After Non-Farm Data, the Dollar's Strength Continues, Pressuring Multiple Currencies
The non-farm employment data released last Friday was impressive, further strengthening the market's view of the resilience of the US labor market and boosting the dollar against currencies like the euro and the Australian dollar.
Goldman Sachs has also lowered its expectations for the euro, predicting that the euro will fall below parity with the dollar within six months, with the exchange rate dropping to 0.97. This level was last breached in 2022. Currently, the euro is trading at 1.0225 against the dollar, close to the parity threshold.
The bank has also lowered its six-month forecast for the British pound to 1.22, down from a previous forecast of 1.32. On Monday, the pound fell 0.7% against the dollar to 1.2126, hitting a new low since November 2023. The current pound/dollar rate is 1.2151.
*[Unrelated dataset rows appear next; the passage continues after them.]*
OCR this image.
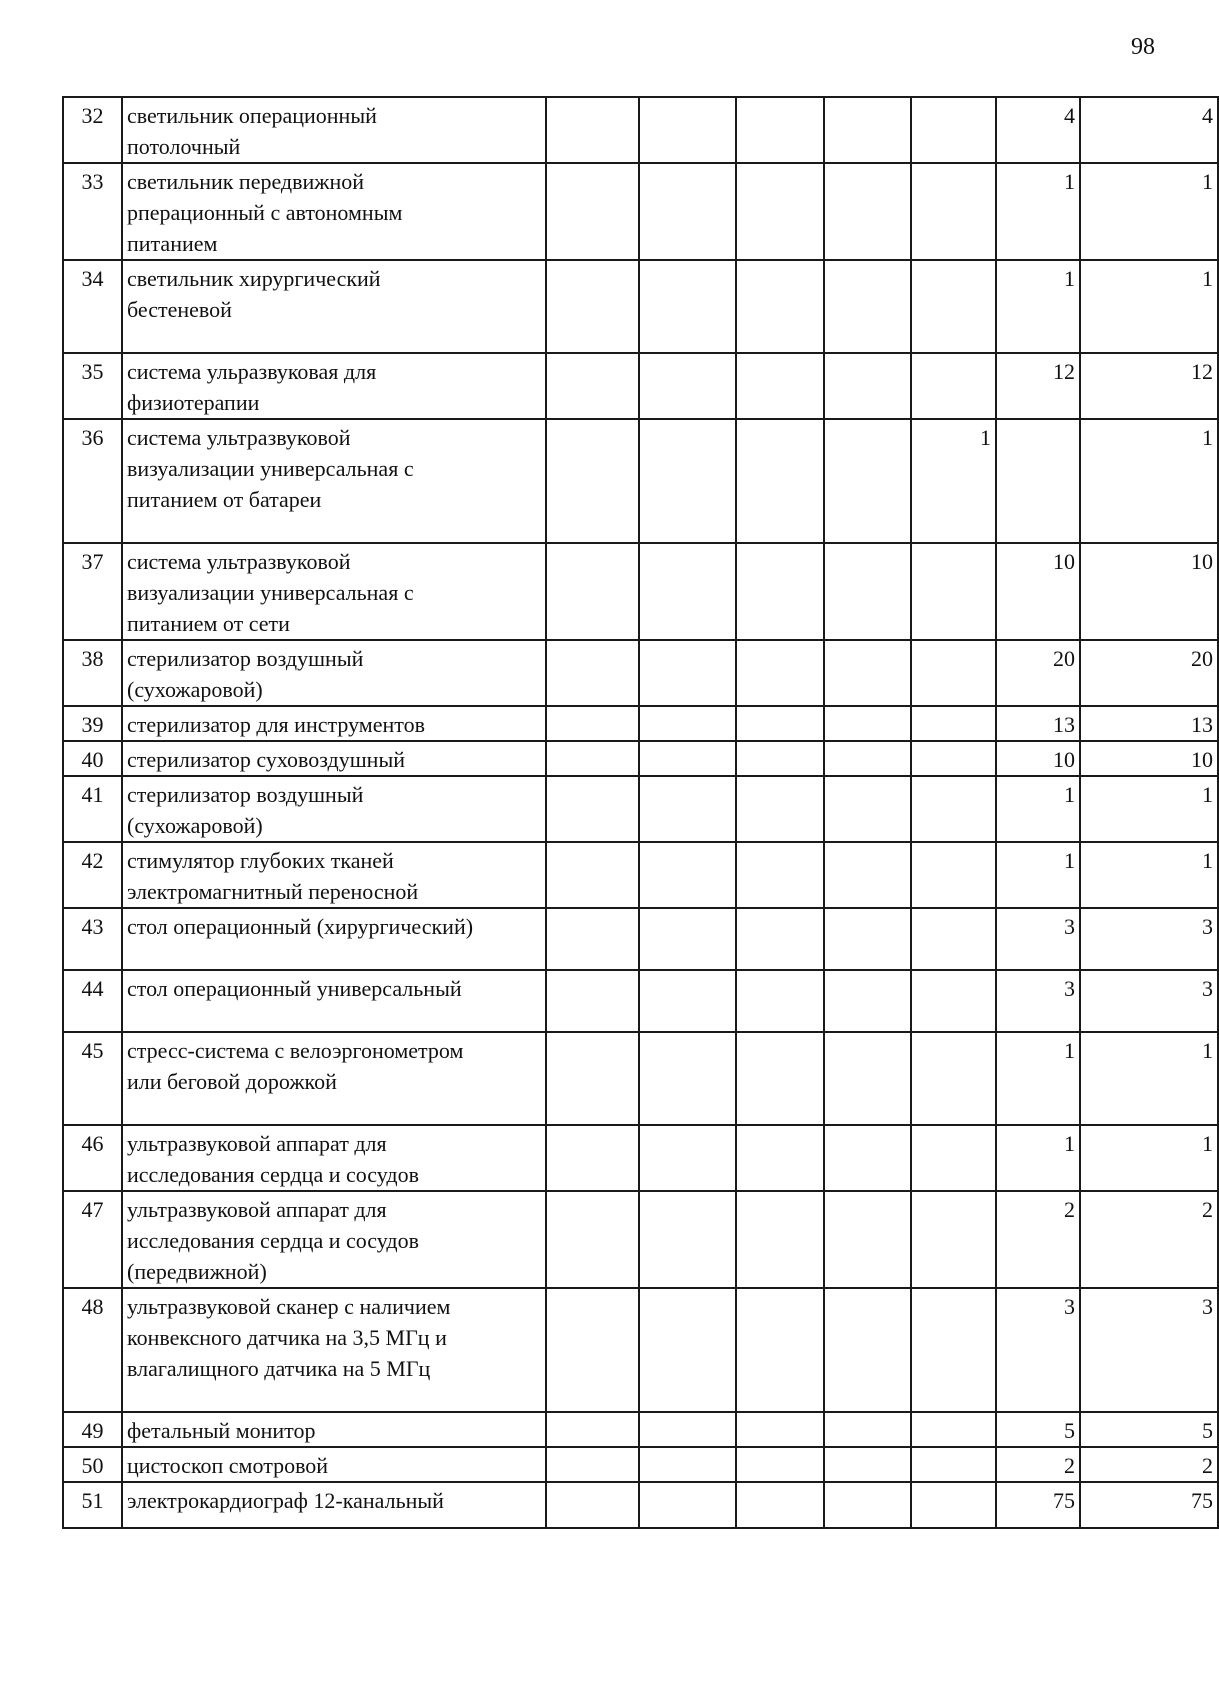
98
32	светильник операционный
потолочный						4	4
33	светильник передвижной
рперационный с автономным
питанием						1	1
34	светильник хирургический
бестеневой						1	1
35	система ульразвуковая для
физиотерапии						12	12
36	система ультразвуковой
визуализации универсальная с
питанием от батареи					1		1
37	система ультразвуковой
визуализации универсальная с
питанием от сети						10	10
38	стерилизатор воздушный
(сухожаровой)						20	20
39	стерилизатор для инструментов						13	13
40	стерилизатор суховоздушный						10	10
41	стерилизатор воздушный
(сухожаровой)						1	1
42	стимулятор глубоких тканей
электромагнитный переносной						1	1
43	стол операционный (хирургический)						3	3
44	стол операционный универсальный						3	3
45	стресс-система с велоэргонометром
или беговой дорожкой						1	1
46	ультразвуковой аппарат для
исследования сердца и сосудов						1	1
47	ультразвуковой аппарат для
исследования сердца и сосудов
(передвижной)						2	2
48	ультразвуковой сканер с наличием
конвексного датчика на 3,5 МГц и
влагалищного датчика на 5 МГц						3	3
49	фетальный монитор						5	5
50	цистоскоп смотровой						2	2
51	электрокардиограф 12-канальный						75	75
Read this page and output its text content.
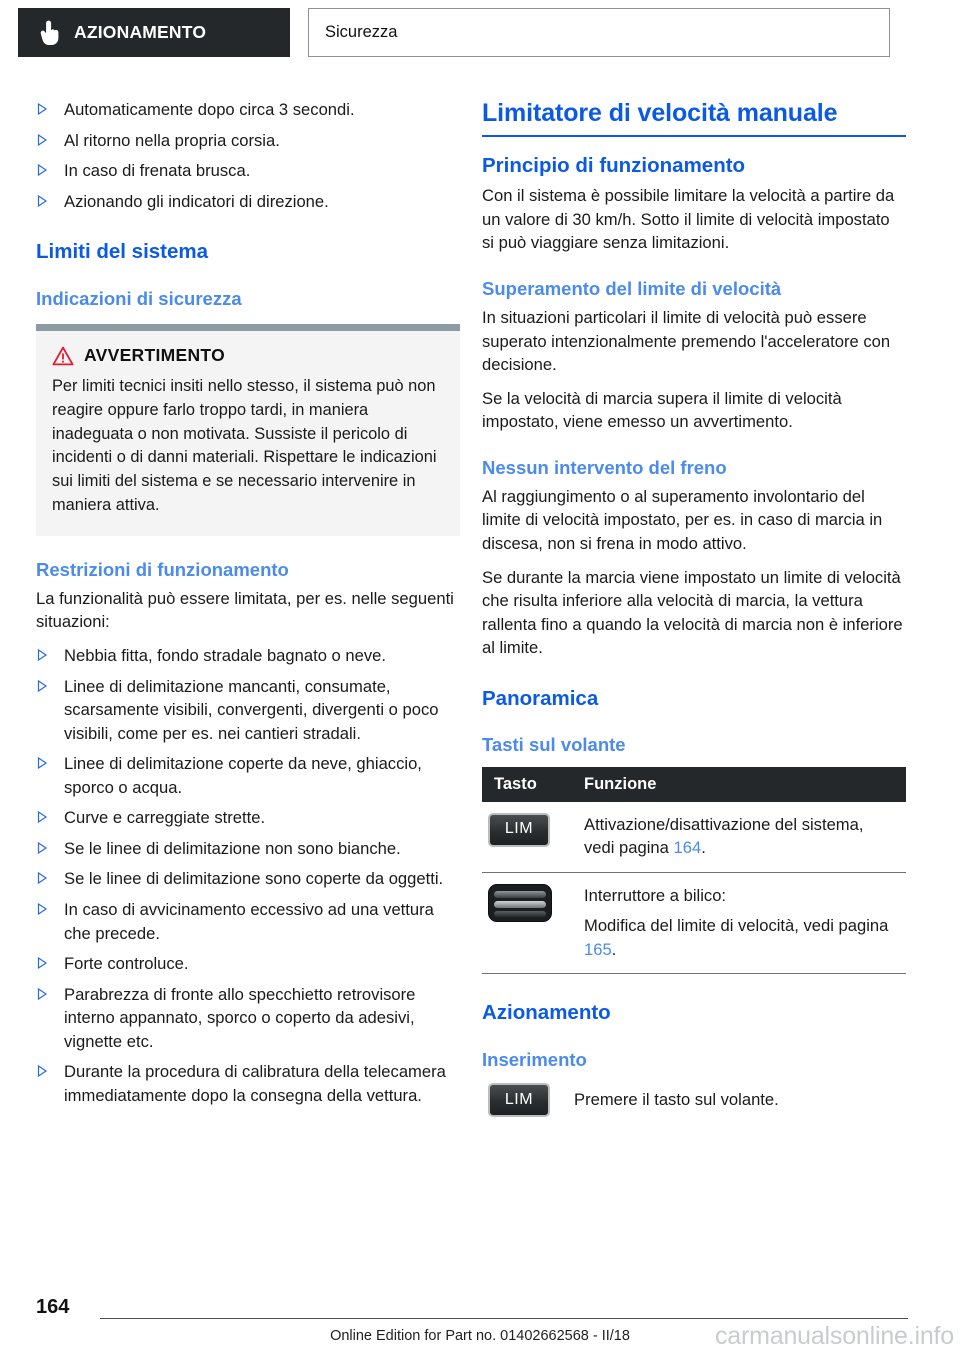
AZIONAMENTO	Sicurezza
Automaticamente dopo circa 3 secondi.
Al ritorno nella propria corsia.
In caso di frenata brusca.
Azionando gli indicatori di direzione.
Limiti del sistema
Indicazioni di sicurezza
AVVERTIMENTO

Per limiti tecnici insiti nello stesso, il sistema può non reagire oppure farlo troppo tardi, in maniera inadeguata o non motivata. Sussiste il pericolo di incidenti o di danni materiali. Rispettare le indicazioni sui limiti del sistema e se necessario intervenire in maniera attiva.

Restrizioni di funzionamento

La funzionalità può essere limitata, per es. nelle seguenti situazioni:

Nebbia fitta, fondo stradale bagnato o neve.
Linee di delimitazione mancanti, consumate, scarsamente visibili, convergenti, divergenti o poco visibili, come per es. nei cantieri stradali.
Linee di delimitazione coperte da neve, ghiaccio, sporco o acqua.
Curve e carreggiate strette.
Se le linee di delimitazione non sono bianche.
Se le linee di delimitazione sono coperte da oggetti.
In caso di avvicinamento eccessivo ad una vettura che precede.
Forte controluce.
Parabrezza di fronte allo specchietto retrovisore interno appannato, sporco o coperto da adesivi, vignette etc.
Durante la procedura di calibratura della telecamera immediatamente dopo la consegna della vettura.
Limitatore di velocità manuale
Principio di funzionamento

Con il sistema è possibile limitare la velocità a partire da un valore di 30 km/h. Sotto il limite di velocità impostato si può viaggiare senza limitazioni.

Superamento del limite di velocità

In situazioni particolari il limite di velocità può essere superato intenzionalmente premendo l'acceleratore con decisione.

Se la velocità di marcia supera il limite di velocità impostato, viene emesso un avvertimento.

Nessun intervento del freno

Al raggiungimento o al superamento involontario del limite di velocità impostato, per es. in caso di marcia in discesa, non si frena in modo attivo.

Se durante la marcia viene impostato un limite di velocità che risulta inferiore alla velocità di marcia, la vettura rallenta fino a quando la velocità di marcia non è inferiore al limite.

Panoramica
Tasti sul volante
Tasto	Funzione

LIM	Attivazione/disattivazione del sistema, vedi pagina 164.

	Interruttore a bilico:

Modifica del limite di velocità, vedi pagina 165.

Azionamento
Inserimento
LIM Premere il tasto sul volante.
164
Online Edition for Part no. 01402662568 - II/18	carmanualsonline.info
Goldman Sachs has also revised its expectations for the Australian dollar, predicting it will drop to 0.62 within three months, down from a previous forecast of 0.66. On Monday, the Australian dollar also fell slightly, trading around 0.61.
The strength of the dollar is also reflected in the Asian currency market. On Monday, the dollar rose at least 0.5% against the Indonesian rupiah and the Philippine peso, while the Indian rupee fell to a historic low.
Goldman Sachs: The Dollar May Strengthen Further
Analysts believe that Goldman Sachs' recent upward revision of its dollar forecast marks a shift in its view on the dollar's trajectory. In September, at the beginning of the Federal Reserve's shift to a loose policy, Goldman Sachs had lowered its expectations for the dollar, believing it would weaken. However, since the low in September, the dollar index has rebounded over 8%.
Although Goldman Sachs' predictions of dollar depreciation over the past two years showed some accuracy in 2023, the strong recovery of the dollar after the elections on November 5 has broken this trend It is worth noting that Goldman Sachs' prediction for the USD/JPY in March was also relatively accurate, expecting the currency pair to rise to around 155 within three months, with the actual trading range fluctuating between 154 and 161 in June.
Data from Bloomberg shows that investors, including hedge funds, seem to support an optimistic outlook for the dollar. Currently, bullish positions on the dollar have reached their highest level since January 2019.
Despite raising their forecasts, Goldman Sachs strategists still believe there is potential for further strengthening of the dollar. They pointed out that this may partly stem from the economy remaining resilient despite the imposition of tariffs, and that economies sensitive to interest rates may face greater shocks. They wrote in their report:
"While we acknowledge that forex market participants clearly expect some degree of change in tariff policy, and it is difficult to discern the drivers of recent price movements, we still believe there is room for the dollar to strengthen further."